According to the journalist, Salud con Lupa functions first by forming teams, bringing together journalists who work on a common theme within public health and subsequently monitoring and editing their work in a counseling kind of function. Finally, the goal is to be able to publish reports on the platform and in various media allies.
For example, the collaborators in Mexico who participated in the series have published their stories on the sites Pie de Página, México Social, among others. In Chile, they counted on the collaboration of Ciper to publish the articles of their collaborators. In Colombia, an ally was Cuestión Pública, a new digital investigative site that also does this kind of in-depth investigation.
"One of the things about this digital platform is that it is a space to do two things, fundamentally: reports, which can be transnational reports, a series, with several countries, as it is already a dynamic of collaborative journalism; and to inaugurate a section where we can contribute to verifying false data or false health news, which abounds on Facebook, on Twitter, on Whatsapp,” the journalist said.
What they are looking for are collaborators, journalists and other platforms that will publish their stories. The aim is to publish on the platform and also on other sites in order to reach more people, the journalist said.
Peruvian journalist Jaime Cordero is collaborating editor of the platform and participated in the first investigative series.
Salud con Lupa “is a regional project in which journalists from different places participate. We are not all in a newsroom, there is therefore no coordination in person, there is no defined style,” Cordero told the Knight Center.
In addition to a reporting section, Salud con Lupa does fact-checking in its section titled Comprueba. In that section, the team will verify health information consumed by users on a weekly basis. This space seeks to demystify false news about health and alternative methods that have no scientific support or citations from sources, and that circulate in social networks across Latin America. The team also hopes to call for the participation not only of journalists, but of doctors, scientists and professionals from other disciplines.
"The objective of that section is to become a repository of several checks that cyclically rotate, such as the subject of vaccines," Torres said. "Measles is now a warning situation, because measles has already come back in 53 countries. Then, from that point of view, we believe that having a space like that will also be a service, to demystify things that people might be interested in," she added.
The platform does not seek to become a scientific space, according to Torres, but to do journalistic investigations on public health issues that are of public interest and have an important impact on people's lives.
"Public health is transversal, it goes through political decisions, economic decisions and, obviously, it goes through everything that is evolving in science.

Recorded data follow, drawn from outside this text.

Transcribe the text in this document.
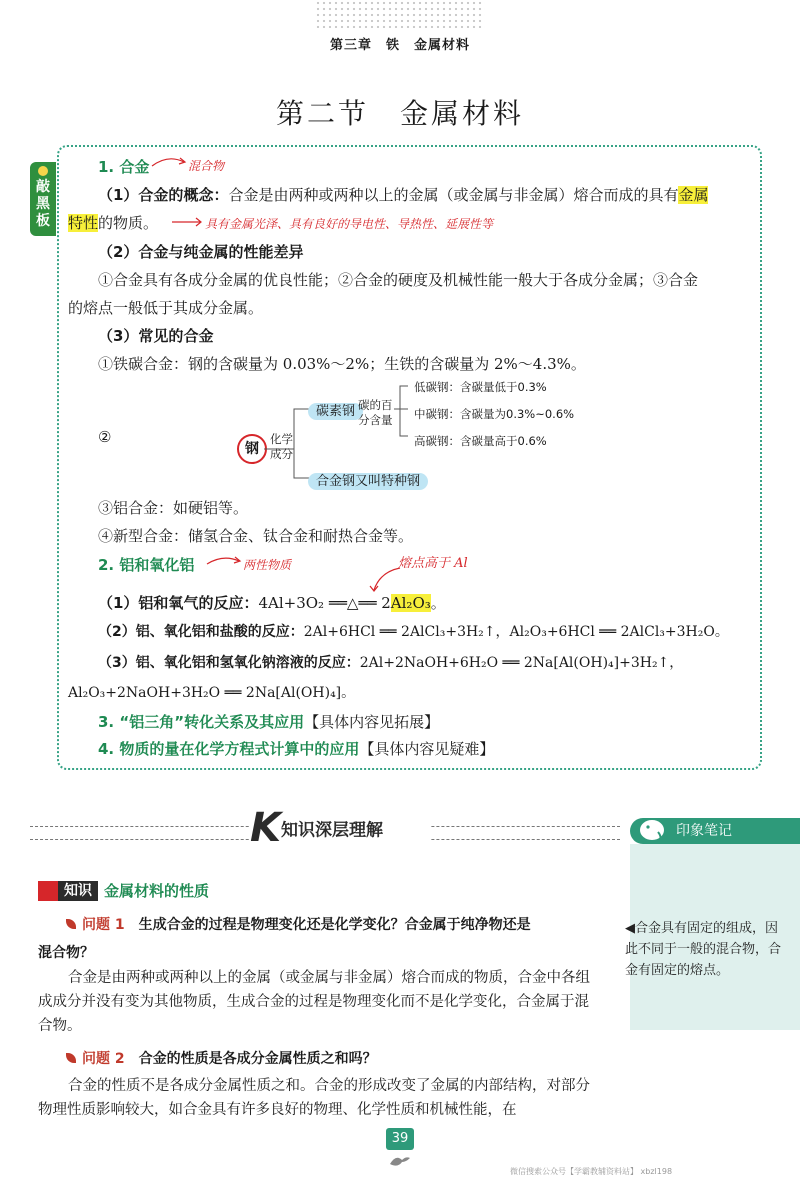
第三章　铁　金属材料
第二节　金属材料
敲黑板
1. 合金	混合物
（1）合金的概念：合金是由两种或两种以上的金属（或金属与非金属）熔合而成的具有金属
特性的物质。	具有金属光泽、具有良好的导电性、导热性、延展性等
（2）合金与纯金属的性能差异
①合金具有各成分金属的优良性能；②合金的硬度及机械性能一般大于各成分金属；③合金
的熔点一般低于其成分金属。
（3）常见的合金
①铁碳合金：钢的含碳量为 0.03%～2%；生铁的含碳量为 2%～4.3%。
②
钢
化学
成分
碳素钢 碳的百
分含量
低碳钢：含碳量低于0.3%
中碳钢：含碳量为0.3%~0.6%
高碳钢：含碳量高于0.6%
合金钢又叫特种钢
③铝合金：如硬铝等。
④新型合金：储氢合金、钛合金和耐热合金等。
2. 铝和氧化铝	两性物质	熔点高于 Al
（1）铝和氧气的反应：4Al+3O₂ ══△══ 2Al₂O₃。
（2）铝、氧化铝和盐酸的反应：2Al+6HCl ══ 2AlCl₃+3H₂↑，Al₂O₃+6HCl ══ 2AlCl₃+3H₂O。
（3）铝、氧化铝和氢氧化钠溶液的反应：2Al+2NaOH+6H₂O ══ 2Na[Al(OH)₄]+3H₂↑，
Al₂O₃+2NaOH+3H₂O ══ 2Na[Al(OH)₄]。
3. “铝三角”转化关系及其应用【具体内容见拓展】
4. 物质的量在化学方程式计算中的应用【具体内容见疑难】
K知识深层理解	印象笔记
◀合金具有固定的组成，因此不同于一般的混合物，合金有固定的熔点。
知识 金属材料的性质
问题 1　 生成合金的过程是物理变化还是化学变化？合金属于纯净物还是
混合物？
合金是由两种或两种以上的金属（或金属与非金属）熔合而成的物质，合金中各组成成分并没有变为其他物质，生成合金的过程是物理变化而不是化学变化，合金属于混合物。
问题 2　 合金的性质是各成分金属性质之和吗？
合金的性质不是各成分金属性质之和。合金的形成改变了金属的内部结构，对部分物理性质影响较大，如合金具有许多良好的物理、化学性质和机械性能，在
39
微信搜索公众号【学霸教辅资料站】 xbzl198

We want it to be understood that way, that we are a space that can contribute to that," the journalist said.
Within the subject of public health, they plan to address a variety of issues such as access to health services, the cost of medicine, obstetric violence, and also how climate change affects the health of populations.
Currently, the team at Salud con Lupa is developing a protocol that serves as a kind of manual on collaborative investigation, so that the process of how to publish in networks, terms to use, etc., can be standardized.
According to Cordero, they hope to perfect the style of the platform so that it has its own, a common language.
“That [the reports] have a uniformity, not a total homogeneity but that they can be understood by any Latin American reader as if it were their own, whether published in Chile, or in Mexico, Peru or Colombia, and also that is can be clear that it is a text from Salud con Lupa,” he said.
This platform has the support of the ICFJ for all journalistic investigations that are carried out until the end of 2019. Then, Torres said, they hope to have funding from other foundations that are encouraged to support them.
The next series of reports, made with the collaboration of a group of Venezuelan journalists, will address the humanitarian crisis in Venezuela and will be published in August.